Calico Jim (Self-released, 2021)
Pony Bradshaw
Reviewed by Jim Hynes
The other inescapable takeaway is the way Bradshaw tells stories about the relationship between man and nature and about a region and community connecting with its history. He and his friends play with a balance of restraint and organic thrust that frame Bradshaw's lyrics beautifully.
Take these two examples - "Dope Mountain" and "Pork Belly Blossom." The former opens with the line "We took to stealing copper wire / Stashed in a laurel slick down by the old mine" and chronicles life in a post-mining town with razor sharp detail, and the latter as if casting the hillbilly moonshiner with "I'm a drunken boat - Boy, do I drift/Bawling at the moon/Through the sulfur and mist." Another memorable sequence is in "Hillbilly Possessed" where he describes the snake-handling preacher – "I once saw him suck out the poison/From an ankle-bone wound/Of a gal he was courting."

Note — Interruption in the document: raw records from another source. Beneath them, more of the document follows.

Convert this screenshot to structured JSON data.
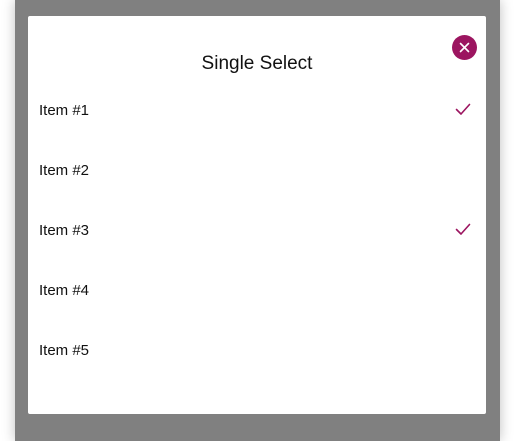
{
  "dialog": {
    "title": "Single Select",
    "close_icon": "close-icon",
    "accent_color": "#9c1560",
    "backdrop_color": "#808080"
  },
  "items": [
    {
      "label": "Item #1",
      "selected": true
    },
    {
      "label": "Item #2",
      "selected": false
    },
    {
      "label": "Item #3",
      "selected": true
    },
    {
      "label": "Item #4",
      "selected": false
    },
    {
      "label": "Item #5",
      "selected": false
    }
  ]
}
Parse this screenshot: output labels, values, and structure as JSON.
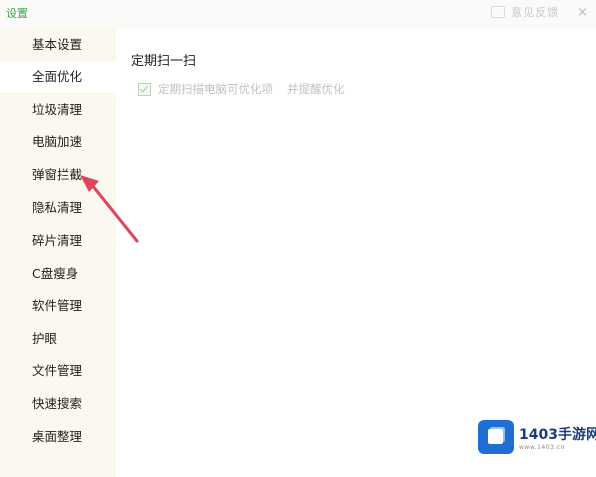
{
  "window": {
    "title": "设置",
    "feedback_label": "意见反馈",
    "close_glyph": "×"
  },
  "sidebar": {
    "items": [
      {
        "label": "基本设置",
        "active": false
      },
      {
        "label": "全面优化",
        "active": true
      },
      {
        "label": "垃圾清理",
        "active": false
      },
      {
        "label": "电脑加速",
        "active": false
      },
      {
        "label": "弹窗拦截",
        "active": false
      },
      {
        "label": "隐私清理",
        "active": false
      },
      {
        "label": "碎片清理",
        "active": false
      },
      {
        "label": "C盘瘦身",
        "active": false
      },
      {
        "label": "软件管理",
        "active": false
      },
      {
        "label": "护眼",
        "active": false
      },
      {
        "label": "文件管理",
        "active": false
      },
      {
        "label": "快速搜索",
        "active": false
      },
      {
        "label": "桌面整理",
        "active": false
      }
    ]
  },
  "main": {
    "section_title": "定期扫一扫",
    "option": {
      "label": "定期扫描电脑可优化项",
      "sub_label": "并提醒优化",
      "checked": true
    }
  },
  "watermark": {
    "name": "1403手游网",
    "url": "www.1403.cn"
  },
  "colors": {
    "accent": "#3aa64f",
    "arrow": "#e0455e",
    "watermark_blue": "#1e6fd1"
  }
}
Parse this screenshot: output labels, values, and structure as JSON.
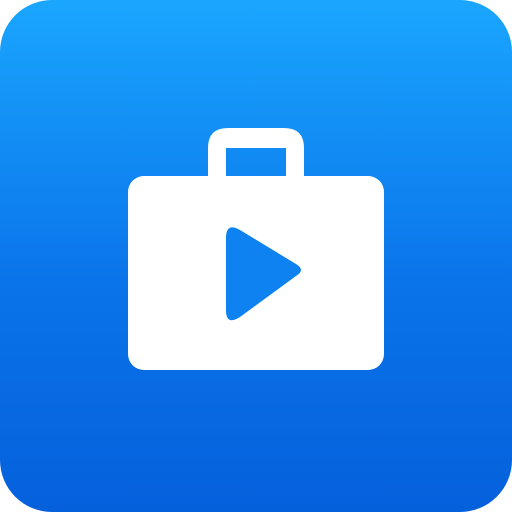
{
  "icon": {
    "name": "video-briefcase-app-icon",
    "glyph": "briefcase-with-play-icon",
    "colors": {
      "gradient_top": "#1aa6ff",
      "gradient_bottom": "#0560dc",
      "glyph_fill": "#ffffff",
      "play_fill": "#0d82f0"
    }
  }
}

Bradshaw in his authentically convicted way, delivers lines like these as if he were a first-hand witness. At times he also takes up the mantle of spokesperson for these downtrodden, but still vital types such as in "Let Us Breathe" – "Durham Coal & Coke Company/Georgia Steel in Dade County/One million tons drawn is plenty/Pack up your outfit, and let us breathe."
"Less glamour, more nutrients" was the mantra for the record, and there is not a pretentious note or lyric uttered in this masterpiece of songwriting. This is a truly, indelible, unforgettable album.